Si adoptée, la nouvelle loi établira que « le mariage n’est pas une servitude sexuelle »
Des députés français ont voté pour mettre fin au concept juridique du « devoir conjugal », avec une nouvelle loi qui indique que le mariage « ne crée aucune obligation [sexuelle] » entre les époux, et interdit le divorce fondé sur le « devoir conjugal ».
L’Assemblée nationale a adopté la loi à l’unanimité le 28 janvier. Elle sera ensuite transmise pour examen au Sénat. Si elle est adoptée là-bas sans amendement, elle devrait devenir loi d’ici l’été.
Si le texte est adopté, il modifierait le Code civil. Il permettrait de:
-
Donner à un époux le droit de refuser toute relation sexuelle avec son conjoint
-
Rendre illégal le divorce d’un époux envers l’autre pour n’avoir pas satisfait à son « devoir conjugal »
Le « devoir conjugal » n’existe pas explicitement dans le droit français, mais la formulation actuelle des articles du Code civil (voir le tableau ci-dessous) est souvent utilisée pour le justifier, et des divorces ont été accordés sur cette base (voir les exemples ci-dessous).

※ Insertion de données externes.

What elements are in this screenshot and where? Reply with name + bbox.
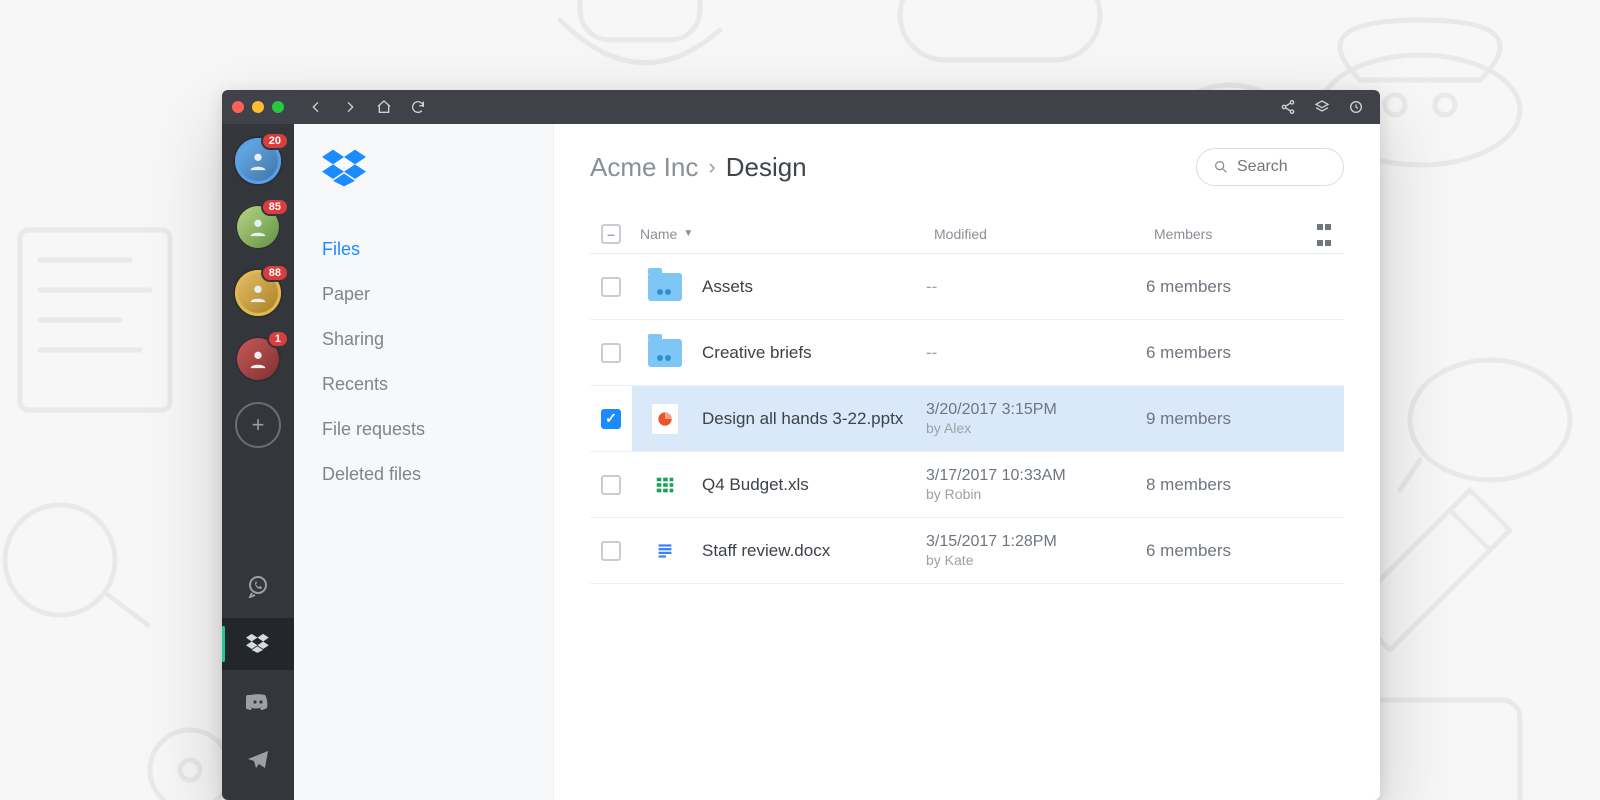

« Je voudrais avoir une pensée pour toutes les femmes qui ont été contraintes dans cette situation, qui ont subi des viols conjugaux », a déclaré la députée Marie-Charlotte Garin, coauteure du texte et membre du parti Ecologiste, après le vote. « Nous comptons sur ce texte comme point de départ, afin que tout cela puisse enfin prendre fin. »
Le second coauteur du texte était le député Horizons Paul Christophe.
Éclaircissements sur l’article
Le texte ajoute à deux articles existants du Code civil afin de les rendre plus clairs. Il cherchait à établir trois principes :
-
Le mariage n’est pas une « servitude sexuelle »
-
Le consentement au mariage ne constitue pas le « consentement à des relations sexuelles futures »
-
Le refus d’avoir des relations sexuelles « ne constitue pas une violation d’un devoir entre époux »
Mme Garin et M. Christophe ont déclaré que la loi précédente n’était pas suffisamment claire et qu’elle « légalisait l’acte d’avoir des relations sexuelles sous contrainte – dans ce cas, sous la menace du divorce ».
La nouvelle loi obligerait les officiers d’état civil à lire une déclaration lors du mariage selon laquelle la « communauté de vie » ne « crée aucune obligation pour les époux d’avoir des relations sexuelles ».
Divorce pour devoir conjugal
Cette « menace de divorce » n’est pas hypothétique ; elle a des précédents récents.
En 2019, un couple s’est vu accorder un divorce sur la base du « refus continu de la femme… d’avoir des relations intimes avec son mari ». La femme a contesté la décision et a porté l’affaire devant la Cour européenne des droits de l’homme (CEDH). La CEDH a statué en sa faveur et a établi un précédent pour ce changement dans la loi française.
Dans de rares cas, la loi existante discrimine aussi les hommes. En 2017, un homme à Aix-en-Provence a été condamné à 10 000 € de dommages et intérêts pour « absence de relations sexuelles » avec sa femme. Le tribunal a jugé que cela constituait une violation du « devoir conjugal ».
Droit civil et droit pénal
Mme Garin et M. Christophe ont ajouté que le nouveau projet de loi « alignerait aussi la loi française sur les exigences de la convention européenne », et garantirait que le droit civil et le droit pénal soient alignés.
En 2006, le viol conjugal a été criminalisé, et en 2025, la loi a introduit l’idée du consentement dans la définition pénale du viol.
L’Union Syndicale des Magistrats a ajouté qu’il aurait été « difficile de justifier » le maintien d’une « obligation sexuelle implicite dans le droit civil », alors que « le viol conjugal est punissable par le droit pénal ».
Le viol au sein des couples représente plus de 60 % de toutes les violences conjugales signalées par des femmes adultes à la police ou à la gendarmerie en France, indique l’Observatoire national des violences faites aux femmes.